Zahl der Intensivpatienten steigt zeitversetzt

Im Frühjahr gab es zwischen der Veröffentlichung der Fälle durch das RKI und dem Krankheitsbeginn der Infizierten noch eine große Lücke; dementsprechend stieg damals auch die Zahl der Covid-19-Patienten auf den Intensivstationen scheinbar früher. Generell gilt: Die Belegung in den Krankenhäusern folgt der Infektionslage um etwa 14 Tage zeitversetzt.

"Sollten wir es schaffen, den R-Wert am 1. November (als Beispiel) wieder auf 0,9 zu senken, dann wäre mit einem Peak der Intensivstationen-Belegung erst Anfang Dezember zu rechnen", vermutet Lehr. Doch auch dann sei bis Ende des Jahres bundesweit mit täglichen Fallzahlen im fünfstelligen Bereich zu rechnen.

Zunahme der Krankenhausbelegungen

Wichtig in diesem Zusammenhang sei zudem die derzeitige deutliche Erhöhung der Hospitalisierungsrate. Diese besagt, wie viele der Covid-19-Infizierten ins Krankenhaus müssen. Zu Beginn der Pandemie lag die Rate laut Lehr bei über 20 Prozent und ist im Verlauf der Pandemie im Schnitt auf 3,5 Prozent gesunken.

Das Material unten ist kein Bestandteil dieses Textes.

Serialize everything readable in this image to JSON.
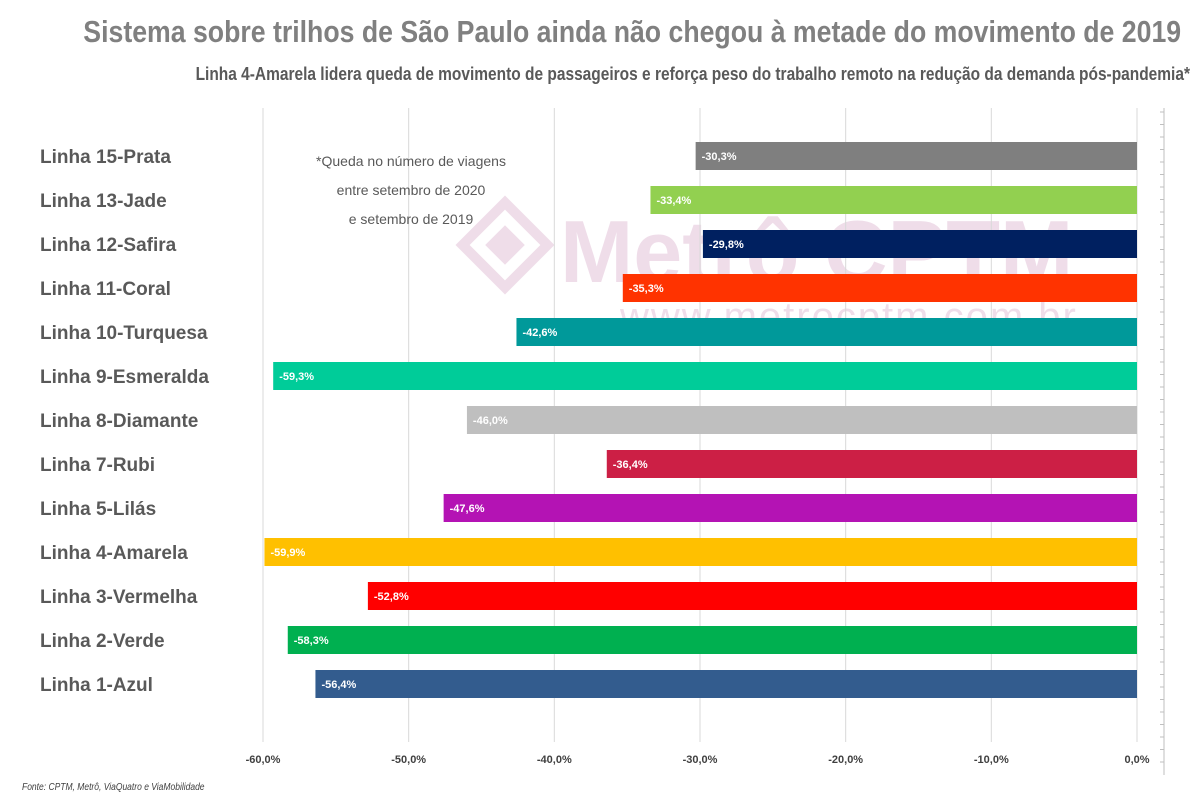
{
  "title": "Sistema sobre trilhos de São Paulo ainda não chegou à metade do movimento de 2019",
  "subtitle": "Linha 4-Amarela lidera queda de movimento de passageiros e reforça peso do trabalho remoto na redução da demanda pós-pandemia*",
  "note_lines": [
    "*Queda no número de viagens",
    "entre setembro de 2020",
    "e setembro de 2019"
  ],
  "watermark": {
    "brand": "Metrô CPTM",
    "url": "www.metrocptm.com.br"
  },
  "source": "Fonte: CPTM, Metrô, ViaQuatro e ViaMobilidade",
  "chart_data": {
    "type": "bar",
    "orientation": "horizontal",
    "categories": [
      "Linha 15-Prata",
      "Linha 13-Jade",
      "Linha 12-Safira",
      "Linha 11-Coral",
      "Linha 10-Turquesa",
      "Linha 9-Esmeralda",
      "Linha 8-Diamante",
      "Linha 7-Rubi",
      "Linha 5-Lilás",
      "Linha 4-Amarela",
      "Linha 3-Vermelha",
      "Linha 2-Verde",
      "Linha 1-Azul"
    ],
    "values": [
      -30.3,
      -33.4,
      -29.8,
      -35.3,
      -42.6,
      -59.3,
      -46.0,
      -36.4,
      -47.6,
      -59.9,
      -52.8,
      -58.3,
      -56.4
    ],
    "value_labels": [
      "-30,3%",
      "-33,4%",
      "-29,8%",
      "-35,3%",
      "-42,6%",
      "-59,3%",
      "-46,0%",
      "-36,4%",
      "-47,6%",
      "-59,9%",
      "-52,8%",
      "-58,3%",
      "-56,4%"
    ],
    "colors": [
      "#7f7f7f",
      "#92d050",
      "#002060",
      "#ff3300",
      "#00999a",
      "#00cc99",
      "#bfbfbf",
      "#cc1f45",
      "#b413b4",
      "#ffc000",
      "#ff0000",
      "#00b050",
      "#335c8e"
    ],
    "xlim": [
      -60,
      0
    ],
    "x_ticks": [
      -60,
      -50,
      -40,
      -30,
      -20,
      -10,
      0
    ],
    "x_tick_labels": [
      "-60,0%",
      "-50,0%",
      "-40,0%",
      "-30,0%",
      "-20,0%",
      "-10,0%",
      "0,0%"
    ],
    "grid": "vertical",
    "legend": "none"
  }
}
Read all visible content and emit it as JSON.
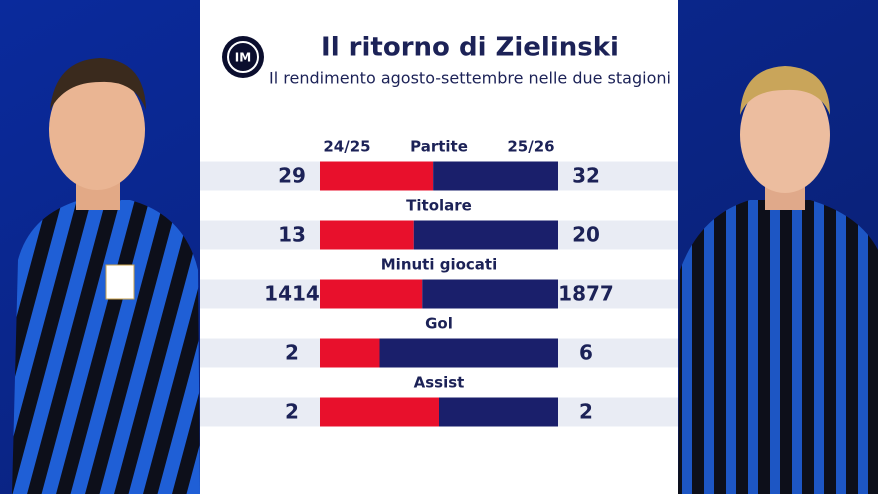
{
  "chart_data": {
    "type": "share_bar",
    "title": "Il ritorno di Zielinski",
    "subtitle": "Il rendimento agosto-settembre nelle due stagioni",
    "categories": [
      "Partite",
      "Titolare",
      "Minuti giocati",
      "Gol",
      "Assist"
    ],
    "series": [
      {
        "name": "24/25",
        "color": "#e8102c",
        "values": [
          29,
          13,
          1414,
          2,
          2
        ]
      },
      {
        "name": "25/26",
        "color": "#1a1f6b",
        "values": [
          32,
          20,
          1877,
          6,
          2
        ]
      }
    ]
  }
}
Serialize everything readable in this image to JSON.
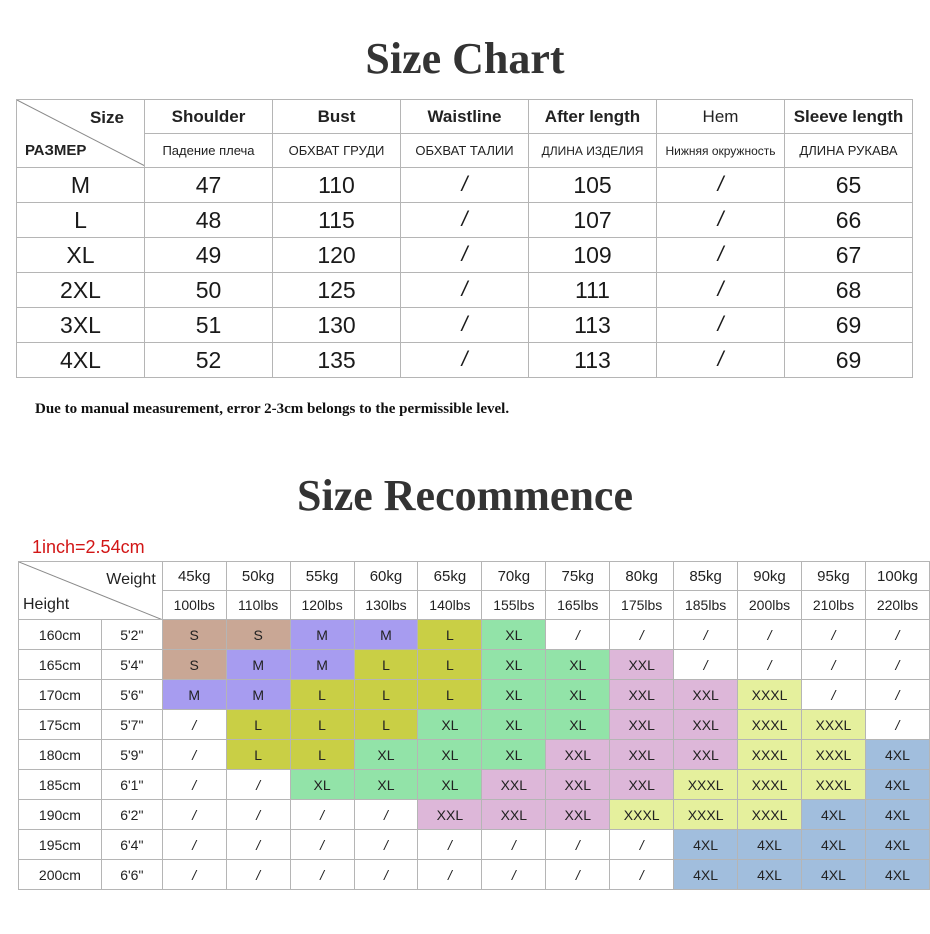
{
  "title": "Size Chart",
  "chart": {
    "corner_top": "Size",
    "corner_bottom": "РАЗМЕР",
    "columns": [
      {
        "en": "Shoulder",
        "ru": "Падение плеча"
      },
      {
        "en": "Bust",
        "ru": "ОБХВАТ ГРУДИ"
      },
      {
        "en": "Waistline",
        "ru": "ОБХВАТ ТАЛИИ"
      },
      {
        "en": "After length",
        "ru": "ДЛИНА ИЗДЕЛИЯ"
      },
      {
        "en": "Hem",
        "ru": "Нижняя окружность"
      },
      {
        "en": "Sleeve length",
        "ru": "ДЛИНА РУКАВА"
      }
    ],
    "rows": [
      [
        "M",
        "47",
        "110",
        "/",
        "105",
        "/",
        "65"
      ],
      [
        "L",
        "48",
        "115",
        "/",
        "107",
        "/",
        "66"
      ],
      [
        "XL",
        "49",
        "120",
        "/",
        "109",
        "/",
        "67"
      ],
      [
        "2XL",
        "50",
        "125",
        "/",
        "111",
        "/",
        "68"
      ],
      [
        "3XL",
        "51",
        "130",
        "/",
        "113",
        "/",
        "69"
      ],
      [
        "4XL",
        "52",
        "135",
        "/",
        "113",
        "/",
        "69"
      ]
    ]
  },
  "note": "Due to manual measurement, error 2-3cm belongs to the permissible level.",
  "title2": "Size Recommence",
  "inch_note": "1inch=2.54cm",
  "rec": {
    "corner_weight": "Weight",
    "corner_height": "Height",
    "kg": [
      "45kg",
      "50kg",
      "55kg",
      "60kg",
      "65kg",
      "70kg",
      "75kg",
      "80kg",
      "85kg",
      "90kg",
      "95kg",
      "100kg"
    ],
    "lbs": [
      "100lbs",
      "110lbs",
      "120lbs",
      "130lbs",
      "140lbs",
      "155lbs",
      "165lbs",
      "175lbs",
      "185lbs",
      "200lbs",
      "210lbs",
      "220lbs"
    ],
    "heights": [
      {
        "cm": "160cm",
        "ft": "5'2\""
      },
      {
        "cm": "165cm",
        "ft": "5'4\""
      },
      {
        "cm": "170cm",
        "ft": "5'6\""
      },
      {
        "cm": "175cm",
        "ft": "5'7\""
      },
      {
        "cm": "180cm",
        "ft": "5'9\""
      },
      {
        "cm": "185cm",
        "ft": "6'1\""
      },
      {
        "cm": "190cm",
        "ft": "6'2\""
      },
      {
        "cm": "195cm",
        "ft": "6'4\""
      },
      {
        "cm": "200cm",
        "ft": "6'6\""
      }
    ],
    "grid": [
      [
        "S",
        "S",
        "M",
        "M",
        "L",
        "XL",
        "/",
        "/",
        "/",
        "/",
        "/",
        "/"
      ],
      [
        "S",
        "M",
        "M",
        "L",
        "L",
        "XL",
        "XL",
        "XXL",
        "/",
        "/",
        "/",
        "/"
      ],
      [
        "M",
        "M",
        "L",
        "L",
        "L",
        "XL",
        "XL",
        "XXL",
        "XXL",
        "XXXL",
        "/",
        "/"
      ],
      [
        "/",
        "L",
        "L",
        "L",
        "XL",
        "XL",
        "XL",
        "XXL",
        "XXL",
        "XXXL",
        "XXXL",
        "/"
      ],
      [
        "/",
        "L",
        "L",
        "XL",
        "XL",
        "XL",
        "XXL",
        "XXL",
        "XXL",
        "XXXL",
        "XXXL",
        "4XL"
      ],
      [
        "/",
        "/",
        "XL",
        "XL",
        "XL",
        "XXL",
        "XXL",
        "XXL",
        "XXXL",
        "XXXL",
        "XXXL",
        "4XL"
      ],
      [
        "/",
        "/",
        "/",
        "/",
        "XXL",
        "XXL",
        "XXL",
        "XXXL",
        "XXXL",
        "XXXL",
        "4XL",
        "4XL"
      ],
      [
        "/",
        "/",
        "/",
        "/",
        "/",
        "/",
        "/",
        "/",
        "4XL",
        "4XL",
        "4XL",
        "4XL"
      ],
      [
        "/",
        "/",
        "/",
        "/",
        "/",
        "/",
        "/",
        "/",
        "4XL",
        "4XL",
        "4XL",
        "4XL"
      ]
    ],
    "size_colors": {
      "S": "#c9a795",
      "M": "#a79cf0",
      "L": "#c9cf45",
      "XL": "#92e3a8",
      "XXL": "#ddb7d9",
      "XXXL": "#e5f09d",
      "4XL": "#a1bedd"
    }
  }
}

Aber: "Seit Anfang September ist die Hospitalisierungsrate um 80 Prozent auf 6,4 Prozent gestiegen." Das habe vor allem mit dem verstärkten Infektionsanstieg der Ü60-Patienten zu tun, der seit Anfang September ebenso wieder zunehme.

Bei weiterer Ansteckung älterer Patienten ist mit steigenden Hospitalisierungsraten zu rechnen, selbst bei gleichbleibenden Neuinfektionszahlen.
Thorsten Lehr

Ein Fünftel der Intensivpatienten stirbt

Auch die Zahl der Todesfälle könne sich mit ein paar Wochen Verzögerung stark erhöhen, denn "nach wie vor sterben ein Fünftel der Covid-19-Intensivpatienten. Das haben unsere Berechnungen bestätigt“, sagt Lehr.

Voraussetzung bei diesen Simulator-Prognosen ist, dass die Reproduktionsrate und die Altersstruktur der Infizierten im Vorhersagezeitraum konstant bleibt. Wichtig außerdem: Das Modell ist für Kurzzeitprognosen ausgelegt. Durch nicht vorhersagbare Veränderung der Infektionsdynamik, wie etwa politische Interventionen oder Verhaltensänderung in der Bevölkerung, seien Langzeitprognosen laut Lehr nur mit erheblicher Unsicherheit möglich.